Brexit would threaten investment and jobs - top bosses
Bosses at more than a third of Britain's biggest business have come out in support of the campaign for the country to remain in the European Union.
Asda, BT, Marks & Spencer, Kingfisher and Vodafone chiefs have backed a letter warning of the risks to the economy of quitting the 28-member bloc.
Chairmen or chief executives of 36 FTSE 100 companies say a Brexit would "deter investment and threaten jobs".
Among the signatories are the chief executives of Heathrow and Gatwick but the total number of firms falls short of the 80 or 50 that it had previously been suggested would sign.
In a letter to The Times, they wrote: "Business needs unrestricted access to the European market of 500 million people in order to continue to grow, invest and create jobs.
"We believe that leaving the EU would deter investment and threaten jobs. It would put the economy at risk."
The letter includes some notable absences, such as Tesco, Sainsbury's and Barclays.
Among those who have signed are Tory donors and figures who have accepted government roles under Mr Cameron's premiership, according to The Times.
Roland Rudd, treasurer of Britain Stronger in Europe, which organised the letter with No 10's support, told the newspaper: "This is the single biggest number of business leaders who have been willing to support staying in a reformed EU.
"What is also striking is the number who have done so on behalf of their companies as well as in a personal capacity."
David Cameron earlier defended using a Downing Street civil servant to lobby businesses to support the pro-EU campaign after MPs heard the letter was about to be published.
"The Government's view is that we should remain in a reformed European Union and the civil service is able to support the Government in that role," he said.
"Of course, Members of Parliament, ministers, Cabinet ministers are able to make their own decision.
"But the Government is not holding back and hanging back from this.

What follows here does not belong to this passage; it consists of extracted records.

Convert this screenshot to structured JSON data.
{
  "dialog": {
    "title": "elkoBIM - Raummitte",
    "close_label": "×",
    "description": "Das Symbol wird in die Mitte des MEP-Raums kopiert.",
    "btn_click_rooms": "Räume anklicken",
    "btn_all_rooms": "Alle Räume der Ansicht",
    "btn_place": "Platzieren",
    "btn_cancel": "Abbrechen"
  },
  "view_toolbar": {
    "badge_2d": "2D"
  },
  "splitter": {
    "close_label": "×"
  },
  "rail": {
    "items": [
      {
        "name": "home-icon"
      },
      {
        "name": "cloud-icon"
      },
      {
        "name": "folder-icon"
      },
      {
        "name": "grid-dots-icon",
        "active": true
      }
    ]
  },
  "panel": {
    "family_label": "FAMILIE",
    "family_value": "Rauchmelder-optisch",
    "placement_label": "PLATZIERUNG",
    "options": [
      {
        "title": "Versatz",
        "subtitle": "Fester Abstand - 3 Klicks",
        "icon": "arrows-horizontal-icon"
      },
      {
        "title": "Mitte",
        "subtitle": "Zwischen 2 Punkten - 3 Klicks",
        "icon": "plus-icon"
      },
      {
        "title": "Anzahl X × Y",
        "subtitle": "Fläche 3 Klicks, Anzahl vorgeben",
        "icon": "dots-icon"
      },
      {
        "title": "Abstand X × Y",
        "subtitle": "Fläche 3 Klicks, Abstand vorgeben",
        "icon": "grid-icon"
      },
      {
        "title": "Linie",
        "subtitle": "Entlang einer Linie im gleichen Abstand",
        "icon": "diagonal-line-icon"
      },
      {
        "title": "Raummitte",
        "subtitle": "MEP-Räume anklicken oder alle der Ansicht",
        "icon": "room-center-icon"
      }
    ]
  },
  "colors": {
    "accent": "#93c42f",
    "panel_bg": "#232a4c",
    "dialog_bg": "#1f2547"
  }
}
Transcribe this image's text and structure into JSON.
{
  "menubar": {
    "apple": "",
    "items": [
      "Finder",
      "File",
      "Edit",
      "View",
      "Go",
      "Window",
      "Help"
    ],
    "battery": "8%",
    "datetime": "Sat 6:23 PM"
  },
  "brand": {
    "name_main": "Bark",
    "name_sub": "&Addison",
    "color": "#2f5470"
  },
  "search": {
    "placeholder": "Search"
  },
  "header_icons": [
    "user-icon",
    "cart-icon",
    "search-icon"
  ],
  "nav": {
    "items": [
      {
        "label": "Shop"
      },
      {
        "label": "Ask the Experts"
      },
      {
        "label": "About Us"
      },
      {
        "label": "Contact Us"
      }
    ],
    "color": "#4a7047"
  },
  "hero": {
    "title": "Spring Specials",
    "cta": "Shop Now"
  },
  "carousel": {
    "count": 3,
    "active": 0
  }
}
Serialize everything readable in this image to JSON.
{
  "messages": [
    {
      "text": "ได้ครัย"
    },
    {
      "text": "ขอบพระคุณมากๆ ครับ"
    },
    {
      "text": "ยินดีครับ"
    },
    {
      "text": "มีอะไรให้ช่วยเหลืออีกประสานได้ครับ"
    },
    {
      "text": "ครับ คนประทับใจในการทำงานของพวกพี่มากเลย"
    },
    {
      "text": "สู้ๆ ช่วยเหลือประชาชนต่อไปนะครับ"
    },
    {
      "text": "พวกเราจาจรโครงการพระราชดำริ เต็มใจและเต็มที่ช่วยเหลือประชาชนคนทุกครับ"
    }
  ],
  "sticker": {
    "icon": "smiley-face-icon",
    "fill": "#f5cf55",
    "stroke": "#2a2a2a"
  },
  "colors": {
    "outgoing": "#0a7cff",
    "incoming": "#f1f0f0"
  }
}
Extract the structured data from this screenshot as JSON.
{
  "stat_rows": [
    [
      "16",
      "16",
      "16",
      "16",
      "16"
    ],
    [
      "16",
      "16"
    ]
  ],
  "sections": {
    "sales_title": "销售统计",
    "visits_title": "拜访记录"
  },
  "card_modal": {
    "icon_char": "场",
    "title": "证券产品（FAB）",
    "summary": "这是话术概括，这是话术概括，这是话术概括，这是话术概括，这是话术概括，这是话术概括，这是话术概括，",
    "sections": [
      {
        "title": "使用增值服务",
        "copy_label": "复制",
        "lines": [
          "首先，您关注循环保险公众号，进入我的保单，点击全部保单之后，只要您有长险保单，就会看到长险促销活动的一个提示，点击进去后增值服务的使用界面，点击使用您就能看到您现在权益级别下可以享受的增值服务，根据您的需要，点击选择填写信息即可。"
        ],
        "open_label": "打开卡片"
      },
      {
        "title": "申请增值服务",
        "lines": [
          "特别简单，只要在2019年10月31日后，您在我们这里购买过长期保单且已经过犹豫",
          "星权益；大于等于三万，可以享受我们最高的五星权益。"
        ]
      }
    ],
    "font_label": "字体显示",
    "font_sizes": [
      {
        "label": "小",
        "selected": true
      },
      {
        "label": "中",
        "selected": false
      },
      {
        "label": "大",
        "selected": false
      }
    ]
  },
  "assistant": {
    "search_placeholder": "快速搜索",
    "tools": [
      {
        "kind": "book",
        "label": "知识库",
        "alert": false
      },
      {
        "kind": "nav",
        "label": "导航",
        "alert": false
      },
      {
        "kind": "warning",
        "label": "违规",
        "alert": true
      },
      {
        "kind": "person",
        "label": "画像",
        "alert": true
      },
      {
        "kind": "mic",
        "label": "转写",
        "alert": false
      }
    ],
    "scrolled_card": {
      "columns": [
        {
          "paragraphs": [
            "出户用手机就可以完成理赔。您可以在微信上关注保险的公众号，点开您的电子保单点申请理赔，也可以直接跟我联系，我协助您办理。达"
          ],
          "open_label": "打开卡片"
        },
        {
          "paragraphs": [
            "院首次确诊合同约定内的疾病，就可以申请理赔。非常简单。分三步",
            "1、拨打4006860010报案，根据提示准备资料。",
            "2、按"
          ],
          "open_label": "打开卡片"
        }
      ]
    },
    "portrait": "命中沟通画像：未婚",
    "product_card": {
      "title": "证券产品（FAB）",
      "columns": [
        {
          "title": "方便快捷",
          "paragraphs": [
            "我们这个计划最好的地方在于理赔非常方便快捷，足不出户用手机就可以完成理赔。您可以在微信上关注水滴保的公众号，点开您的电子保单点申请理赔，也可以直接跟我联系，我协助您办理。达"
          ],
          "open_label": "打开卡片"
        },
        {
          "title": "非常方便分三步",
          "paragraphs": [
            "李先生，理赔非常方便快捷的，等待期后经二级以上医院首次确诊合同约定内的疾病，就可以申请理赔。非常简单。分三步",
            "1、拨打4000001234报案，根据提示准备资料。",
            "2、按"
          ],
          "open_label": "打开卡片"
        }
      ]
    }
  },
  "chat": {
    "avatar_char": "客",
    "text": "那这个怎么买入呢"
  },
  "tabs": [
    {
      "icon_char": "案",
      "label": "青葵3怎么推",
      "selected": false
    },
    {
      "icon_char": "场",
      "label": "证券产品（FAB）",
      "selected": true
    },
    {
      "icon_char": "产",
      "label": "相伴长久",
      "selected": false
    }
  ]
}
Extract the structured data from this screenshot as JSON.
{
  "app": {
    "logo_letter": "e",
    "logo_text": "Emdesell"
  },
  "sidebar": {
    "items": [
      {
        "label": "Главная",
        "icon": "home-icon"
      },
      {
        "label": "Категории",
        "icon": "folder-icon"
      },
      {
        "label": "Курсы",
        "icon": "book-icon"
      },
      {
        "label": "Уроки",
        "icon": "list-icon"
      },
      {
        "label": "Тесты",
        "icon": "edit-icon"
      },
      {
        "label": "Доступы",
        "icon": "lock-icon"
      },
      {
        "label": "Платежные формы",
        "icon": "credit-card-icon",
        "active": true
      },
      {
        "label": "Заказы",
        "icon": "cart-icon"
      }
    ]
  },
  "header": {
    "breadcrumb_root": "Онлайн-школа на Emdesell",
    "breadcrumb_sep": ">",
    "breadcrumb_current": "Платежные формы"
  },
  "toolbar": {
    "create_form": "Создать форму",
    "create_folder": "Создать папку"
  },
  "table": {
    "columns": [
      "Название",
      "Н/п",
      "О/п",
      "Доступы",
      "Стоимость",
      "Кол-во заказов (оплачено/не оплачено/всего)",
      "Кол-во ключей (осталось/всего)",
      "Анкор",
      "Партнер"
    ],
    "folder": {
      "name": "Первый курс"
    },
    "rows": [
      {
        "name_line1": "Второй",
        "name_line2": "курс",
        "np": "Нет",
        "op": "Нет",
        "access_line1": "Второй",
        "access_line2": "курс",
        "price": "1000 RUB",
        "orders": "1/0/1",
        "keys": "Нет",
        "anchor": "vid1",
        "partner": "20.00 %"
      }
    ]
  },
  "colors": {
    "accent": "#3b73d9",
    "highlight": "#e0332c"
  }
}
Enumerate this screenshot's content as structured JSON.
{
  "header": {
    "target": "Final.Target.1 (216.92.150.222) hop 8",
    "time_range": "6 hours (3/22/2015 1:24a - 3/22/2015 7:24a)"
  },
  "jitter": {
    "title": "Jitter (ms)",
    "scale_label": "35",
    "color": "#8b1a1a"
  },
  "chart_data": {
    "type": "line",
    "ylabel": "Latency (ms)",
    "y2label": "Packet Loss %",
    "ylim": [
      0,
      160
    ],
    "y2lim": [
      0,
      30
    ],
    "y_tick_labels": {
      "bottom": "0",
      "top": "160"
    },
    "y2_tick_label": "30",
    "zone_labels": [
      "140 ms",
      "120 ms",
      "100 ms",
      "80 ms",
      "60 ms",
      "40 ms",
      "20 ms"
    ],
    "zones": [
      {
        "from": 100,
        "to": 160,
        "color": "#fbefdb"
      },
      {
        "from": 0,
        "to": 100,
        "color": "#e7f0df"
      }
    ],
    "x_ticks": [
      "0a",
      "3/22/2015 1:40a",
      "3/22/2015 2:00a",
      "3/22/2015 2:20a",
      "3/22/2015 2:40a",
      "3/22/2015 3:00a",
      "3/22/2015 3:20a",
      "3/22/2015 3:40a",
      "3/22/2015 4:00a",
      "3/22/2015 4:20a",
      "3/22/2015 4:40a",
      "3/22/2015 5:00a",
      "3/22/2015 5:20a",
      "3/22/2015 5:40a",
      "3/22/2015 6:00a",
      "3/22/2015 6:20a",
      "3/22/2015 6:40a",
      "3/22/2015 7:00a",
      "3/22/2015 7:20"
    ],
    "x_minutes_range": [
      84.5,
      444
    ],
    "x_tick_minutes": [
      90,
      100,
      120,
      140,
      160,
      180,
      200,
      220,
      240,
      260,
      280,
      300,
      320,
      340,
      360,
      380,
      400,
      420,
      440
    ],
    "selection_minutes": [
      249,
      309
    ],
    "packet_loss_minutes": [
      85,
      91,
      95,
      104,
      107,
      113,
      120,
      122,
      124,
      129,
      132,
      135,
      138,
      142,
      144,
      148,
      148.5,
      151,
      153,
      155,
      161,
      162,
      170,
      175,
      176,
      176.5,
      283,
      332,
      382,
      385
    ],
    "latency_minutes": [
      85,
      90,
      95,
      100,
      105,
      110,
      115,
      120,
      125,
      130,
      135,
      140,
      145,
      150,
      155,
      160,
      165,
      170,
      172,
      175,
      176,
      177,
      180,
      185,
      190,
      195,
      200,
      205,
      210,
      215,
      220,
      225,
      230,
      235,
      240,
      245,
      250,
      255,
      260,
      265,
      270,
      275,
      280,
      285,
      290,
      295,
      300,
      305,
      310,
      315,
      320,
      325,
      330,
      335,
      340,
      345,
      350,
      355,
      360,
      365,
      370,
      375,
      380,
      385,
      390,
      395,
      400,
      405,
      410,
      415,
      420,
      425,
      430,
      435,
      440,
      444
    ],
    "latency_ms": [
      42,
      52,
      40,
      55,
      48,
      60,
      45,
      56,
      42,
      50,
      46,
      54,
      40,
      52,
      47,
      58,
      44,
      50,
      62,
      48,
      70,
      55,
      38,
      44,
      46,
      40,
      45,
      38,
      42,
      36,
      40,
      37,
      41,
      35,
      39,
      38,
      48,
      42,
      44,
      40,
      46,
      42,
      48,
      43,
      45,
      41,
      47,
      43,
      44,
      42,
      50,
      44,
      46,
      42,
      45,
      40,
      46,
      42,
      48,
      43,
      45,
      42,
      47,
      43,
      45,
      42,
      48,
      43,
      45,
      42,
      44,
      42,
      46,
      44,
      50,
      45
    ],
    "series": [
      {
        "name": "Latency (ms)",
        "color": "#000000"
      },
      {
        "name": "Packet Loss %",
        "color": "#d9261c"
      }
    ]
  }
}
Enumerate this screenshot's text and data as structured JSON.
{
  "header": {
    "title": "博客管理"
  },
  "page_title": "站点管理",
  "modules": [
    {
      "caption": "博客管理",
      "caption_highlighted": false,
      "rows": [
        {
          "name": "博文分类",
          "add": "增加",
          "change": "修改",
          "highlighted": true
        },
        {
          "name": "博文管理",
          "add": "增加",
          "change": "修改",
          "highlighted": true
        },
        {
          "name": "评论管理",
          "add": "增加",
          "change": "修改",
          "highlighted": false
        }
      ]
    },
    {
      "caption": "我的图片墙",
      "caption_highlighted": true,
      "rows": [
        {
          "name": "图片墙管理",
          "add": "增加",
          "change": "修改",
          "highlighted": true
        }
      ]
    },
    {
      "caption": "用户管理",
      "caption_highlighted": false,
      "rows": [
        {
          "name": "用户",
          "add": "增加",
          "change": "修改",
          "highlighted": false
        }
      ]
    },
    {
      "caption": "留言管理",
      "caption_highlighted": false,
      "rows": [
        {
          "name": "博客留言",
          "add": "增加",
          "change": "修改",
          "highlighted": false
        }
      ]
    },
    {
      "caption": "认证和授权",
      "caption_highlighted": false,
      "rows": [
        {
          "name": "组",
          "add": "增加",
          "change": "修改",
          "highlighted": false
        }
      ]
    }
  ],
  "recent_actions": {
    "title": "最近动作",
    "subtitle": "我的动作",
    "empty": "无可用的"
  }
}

We have a full-throated view that we should put forward in front of the British people so they can make their choice."
Former Cabinet minister Ken Clarke said the Prime Minister made his attack on Mr Johnson "very lightly".
"Boris had made rather a performance of which side he might be on," he told BBC Two's Newsnight.
"He gave the impression he doesn't have any very strong views or convictions and he's obviously open to suspicion that he has worked out that the right-wing activists in our party to whom he might be looking for some reason in the future are more likely to vote No," he added.